The file latest.txt is updated or created if this is the first scheduled export. Here you can see the name of the latest export made by Document Manager. Schema export, however, does not update latest.txt. This file is used by the auto-retraining pipeline in AI Center to determine which is the latest export so it can always train on the latest data, so you should never remove or modify it, otherwise, your auto-retraining pipelines will fail.

Note: The Scheduled import+export operation might take up to 1-2 hours, depending on how much data was sent from Step 1 during the previous week. We recommend you choose a time when you will not use the Document Manager due to the fact that when an export operation is ongoing no other exports or imports are allowed. However, labeling is always possible.

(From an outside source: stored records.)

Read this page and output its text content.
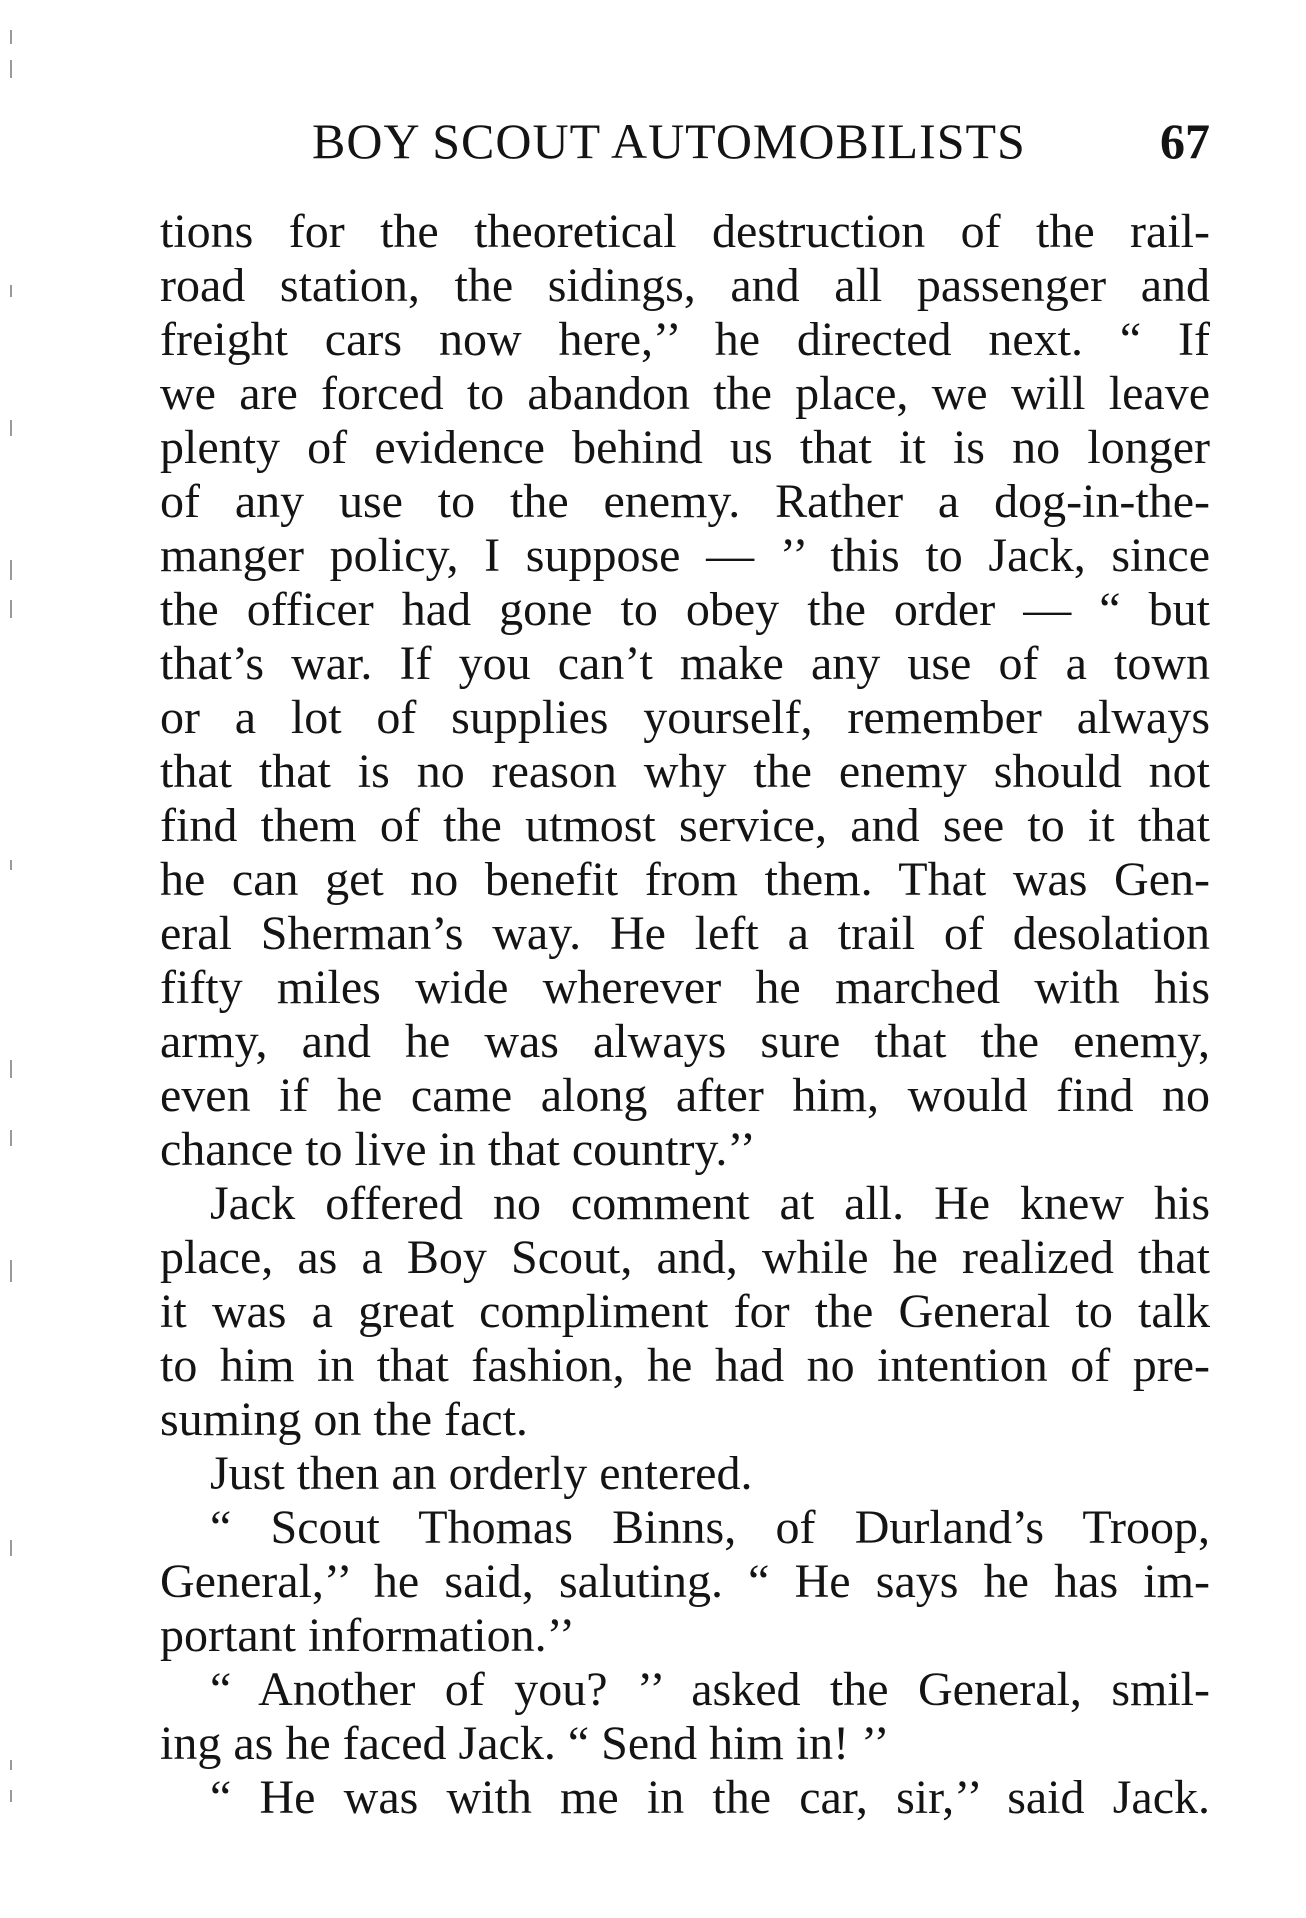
BOY SCOUT AUTOMOBILISTS	67
tions for the theoretical destruction of the rail-
road station, the sidings, and all passenger and
freight cars now here,’’ he directed next. “ If
we are forced to abandon the place, we will leave
plenty of evidence behind us that it is no longer
of any use to the enemy. Rather a dog-in-the-
manger policy, I suppose — ’’ this to Jack, since
the officer had gone to obey the order — “ but
that’s war. If you can’t make any use of a town
or a lot of supplies yourself, remember always
that that is no reason why the enemy should not
find them of the utmost service, and see to it that
he can get no benefit from them. That was Gen-
eral Sherman’s way. He left a trail of desolation
fifty miles wide wherever he marched with his
army, and he was always sure that the enemy,
even if he came along after him, would find no
chance to live in that country.’’
Jack offered no comment at all. He knew his
place, as a Boy Scout, and, while he realized that
it was a great compliment for the General to talk
to him in that fashion, he had no intention of pre-
suming on the fact.
Just then an orderly entered.
“ Scout Thomas Binns, of Durland’s Troop,
General,’’ he said, saluting. “ He says he has im-
portant information.’’
“ Another of you? ’’ asked the General, smil-
ing as he faced Jack. “ Send him in! ’’
“ He was with me in the car, sir,’’ said Jack.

3. AI Center: Scheduled Auto-retraining Pipeline

When scheduling a Training or Full Pipeline in AI Center, there are a few aspects that need to be taken into consideration.

First, we strongly recommend you create an Evaluation dataset and that you only schedule Full pipelines. Full pipelines run Training and Evaluation together, and the Evaluation pipeline uses the Evaluation dataset to produce a score. This score will be critical for deciding whether the new version is better than the previous version, and it can be deployed for being consumed by Robots.

Second, for the Full Pipeline you need to specify two datasets: an Input Dataset and an Evaluation Dataset.

There is no change to the Evaluation dataset in the context of the Auto-Fine-tuning Loop feature. You still need to select a dataset as usual, containing the two folders: images and latest, and the two files: schema.json and split.csv.

However, the Input dataset is no longer a dataset, but you need to select the export folder in the AI Center dataset which is connected to the Data Labelling session. This way, the Training runs on the latest export from your Data Labelling session while the Evaluation runs on the same Evaluation dataset you specify.

Important: If you do not select the export folder, the auto-retraining does not work.

Third, you need to set the auto-retraining environment variable to True.

Finally, you need to select Recurring and set a day and time to leave enough time for the export from Document Manager to finish. For example, if the Document Manager export runs at 1 AM on Saturday, then the Pipeline might run at 2 or 3 AM on Saturday. If the export is not finished when the pipeline runs, it uses the previous export, and it might retrain on the same data it trained on the previous week.

4. (Optional) Auto-update ML Skills

If you want to automatically deploy the latest version of the ML package which is produced by the automatically scheduled Training Pipelines, you can enable the Auto-update feature on the ML Skill.

Note:

The ML Skill is automatically updated regardless of whether the accuracy score improved over the previous training, so please use this feature with care.

In some cases, it is possible that the overall score improves even if a specific field might regress a little bit. However, that field might be critical for your business process, so auto-updating and auto-retraining, in general, requires careful monitoring in order to be successful.